KEVIN GANNON, RETIRED NYPD SERGEANT: I believe that these young men are being abducted by individuals in the bars, taken out and at some point even held for a period of time, before they are entered into the water. KAYE (voice-over): The murders, they say, are staged to look like drownings. Including eight in the town of Lacrosse, Wisconsin.
GANNON: Could eight young men from one small, little city, all come out of the bar, walk three blocks and fall into the river? That did not make sense to me.
KAYE: Every death had been ruled an accidental drowning. Case closed.
(on camera): Do you think it's possible all of these drownings across the country could be a coincidence?
SOSTACK: I find it ironic that so many young, college-age males that fit the same profile, wind up in a river from a night out.
KAYE: Now, it is important to note that all of the victims are college-aged men. In the Sostack case, the one we just told you about, two autopsies found that he did drown accidentally.
But the detectives think these students are being targeted because they're popular, good-looking, athletic, smart. Targeted by someone who isn't all of those things and may be jealous of that, Don.
LEMON: OK, well Randi, then -- with so many deaths, do detectives believe this is the work of one serial killer or a group of serial killers?
KAYE: We did ask them that. And the cases span 11 states, 25 cities. Some of them took place the same day or within just hours of each other. So both the detectives think there has to be a network of killers working together on this.

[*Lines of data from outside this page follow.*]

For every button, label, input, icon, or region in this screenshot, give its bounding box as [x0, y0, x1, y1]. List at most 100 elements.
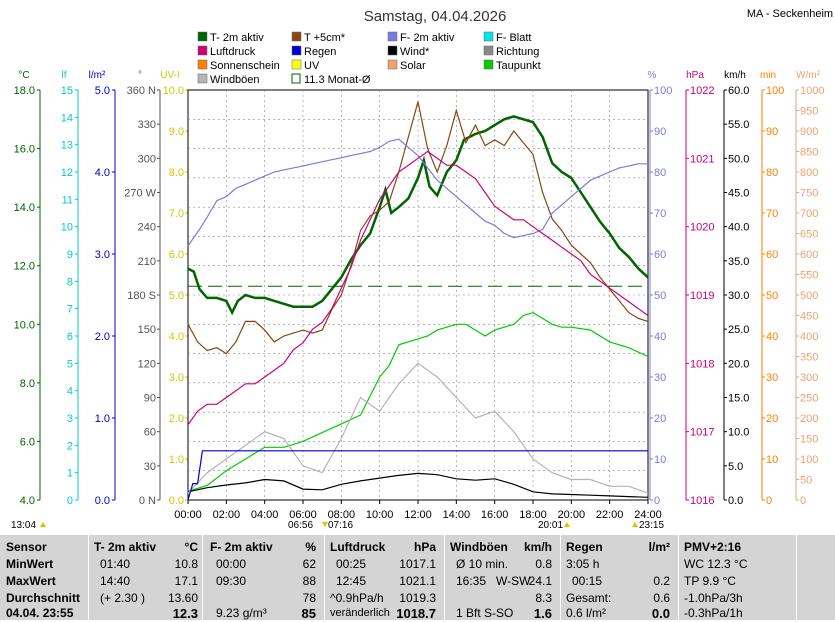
axis-tick-label: 1019 — [690, 290, 714, 302]
x-tick-label: 22:00 — [596, 509, 624, 521]
legend-label: F- 2m aktiv — [400, 32, 455, 44]
axis-tick-label: 360 N — [127, 85, 156, 97]
axis-tick-label: 150 — [138, 324, 156, 336]
axis-tick-label: 30 — [654, 372, 666, 384]
axis-tick-label: 9 — [67, 249, 73, 261]
hum-abs: 9.23 g/m³ — [216, 606, 267, 620]
axis-tick-label: 1018 — [690, 358, 714, 370]
axis-unit-rain: l/m² — [89, 70, 106, 81]
pmv-trend1: -1.0hPa/3h — [684, 591, 743, 605]
axis-tick-label: 0.0 — [95, 495, 110, 507]
axis-tick-label: 5.0 — [728, 461, 743, 473]
axis-tick-label: 14.0 — [14, 202, 35, 214]
axis-tick-label: 10 — [61, 222, 73, 234]
sunset-icon — [564, 522, 570, 527]
rain-val2: 0.2 — [653, 574, 670, 588]
axis-tick-label: 1020 — [690, 222, 714, 234]
axis-tick-label: 80 — [654, 167, 666, 179]
durchschnitt-label: Durchschnitt — [6, 591, 81, 605]
axis-tick-label: 10.0 — [163, 85, 184, 97]
x-tick-label: 12:00 — [404, 509, 432, 521]
axis-tick-label: 200 — [800, 413, 818, 425]
plot-area — [187, 89, 649, 501]
hum-header: F- 2m aktiv — [210, 540, 273, 554]
axis-tick-label: 550 — [800, 270, 818, 282]
press-min-time: 00:25 — [336, 557, 367, 571]
x-axis: 00:00 02:00 04:00 06:00 08:00 10:00 12:00 14:00… — [11, 500, 664, 531]
legend-swatch — [291, 31, 302, 42]
axis-tick-label: 250 — [800, 393, 818, 405]
series-line — [187, 311, 649, 492]
axis-tick-label: 700 — [800, 208, 818, 220]
axis-tick-label: 2.0 — [95, 331, 110, 343]
series-line — [187, 472, 649, 498]
axis-tick-label: 1022 — [690, 85, 714, 97]
axes: °C4.06.08.010.012.014.016.018.0lf0123456… — [14, 70, 825, 507]
pmv-wc: WC 12.3 °C — [684, 557, 748, 571]
axis-tick-label: 13 — [61, 140, 73, 152]
temp-max-time: 14:40 — [100, 574, 131, 588]
axis-tick-label: 90 — [144, 393, 156, 405]
axis-tick-label: 6.0 — [20, 436, 35, 448]
x-tick-label: 08:00 — [328, 509, 356, 521]
axis-unit-uv: UV-I — [160, 70, 179, 81]
maxwert-label: MaxWert — [6, 574, 56, 588]
hum-min-time: 00:00 — [216, 557, 247, 571]
rain-time1: 3:05 h — [566, 557, 600, 571]
series-line — [187, 362, 649, 494]
axis-tick-label: 8 — [67, 276, 73, 288]
axis-tick-label: 1000 — [800, 85, 824, 97]
legend-label: 11.3 Monat-Ø — [304, 74, 371, 86]
legend-label: F- Blatt — [496, 32, 531, 44]
sunrise-time: 06:56 — [288, 520, 313, 531]
x-tick-label: 06:00 — [289, 509, 317, 521]
temp-avg-val: 13.60 — [167, 591, 198, 605]
axis-tick-label: 7.0 — [169, 208, 184, 220]
axis-tick-label: 10.0 — [14, 319, 35, 331]
axis-tick-label: 450 — [800, 311, 818, 323]
axis-tick-label: 240 — [138, 222, 156, 234]
sensor-header: Sensor — [6, 540, 47, 554]
axis-tick-label: 10 — [654, 454, 666, 466]
rain-header: Regen — [566, 540, 603, 554]
axis-tick-label: 5.0 — [169, 290, 184, 302]
axis-tick-label: 7 — [67, 304, 73, 316]
axis-tick-label: 4.0 — [169, 331, 184, 343]
axis-tick-label: 120 — [138, 358, 156, 370]
axis-tick-label: 3.0 — [169, 372, 184, 384]
legend-swatch — [483, 45, 494, 56]
axis-tick-label: 1021 — [690, 153, 714, 165]
legend-label: Wind* — [400, 46, 430, 58]
axis-tick-label: 1 — [67, 468, 73, 480]
axis-tick-label: 15 — [61, 85, 73, 97]
temp-max-val: 17.1 — [174, 574, 198, 588]
press-weather: veränderlich — [330, 607, 390, 619]
hum-avg-val: 78 — [302, 591, 316, 605]
axis-tick-label: 6 — [67, 331, 73, 343]
axis-tick-label: 35.0 — [728, 256, 749, 268]
legend-swatch — [387, 45, 398, 56]
press-trend-label: ^0.9hPa/h — [330, 591, 384, 605]
legend-label: Regen — [304, 46, 336, 58]
axis-tick-label: 55.0 — [728, 119, 749, 131]
x-tick-label: 20:00 — [558, 509, 586, 521]
sunrise-icon — [322, 522, 328, 527]
axis-tick-label: 150 — [800, 434, 818, 446]
axis-tick-label: 40 — [654, 331, 666, 343]
axis-tick-label: 0.0 — [169, 495, 184, 507]
x-tick-label: 14:00 — [443, 509, 471, 521]
wind-current: 1.6 — [533, 606, 552, 621]
axis-tick-label: 100 — [800, 454, 818, 466]
wind-unit: km/h — [523, 540, 552, 554]
legend-label: Sonnenschein — [210, 60, 280, 72]
axis-tick-label: 1.0 — [95, 413, 110, 425]
axis-tick-label: 90 — [766, 126, 778, 138]
axis-tick-label: 400 — [800, 331, 818, 343]
axis-tick-label: 60 — [766, 249, 778, 261]
footer-pressure-col: Luftdruck hPa 00:25 1017.1 12:45 1021.1 ^0.… — [330, 535, 440, 621]
axis-tick-label: 0 — [67, 495, 73, 507]
hum-current: 85 — [301, 606, 316, 621]
axis-tick-label: 500 — [800, 290, 818, 302]
hum-unit: % — [305, 540, 316, 554]
x-tick-label: 16:00 — [481, 509, 509, 521]
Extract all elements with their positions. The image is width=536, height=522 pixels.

Now, they also found matching symbols at some of the crime scenes that they say, are similar to gang graffiti. They wouldn't say if they think this is gang related. But there is certainly concern that a gang of smiley face killers is at work here and taunting police with these smiley faces.
LEMON: OK. Randi Kaye, thank you very much for that.
And you can see Randi's complete story, exclusive interview with detectives investigating these so called smiley face killings.
That's tonight at 10:00 p.m. Eastern on "AC 360."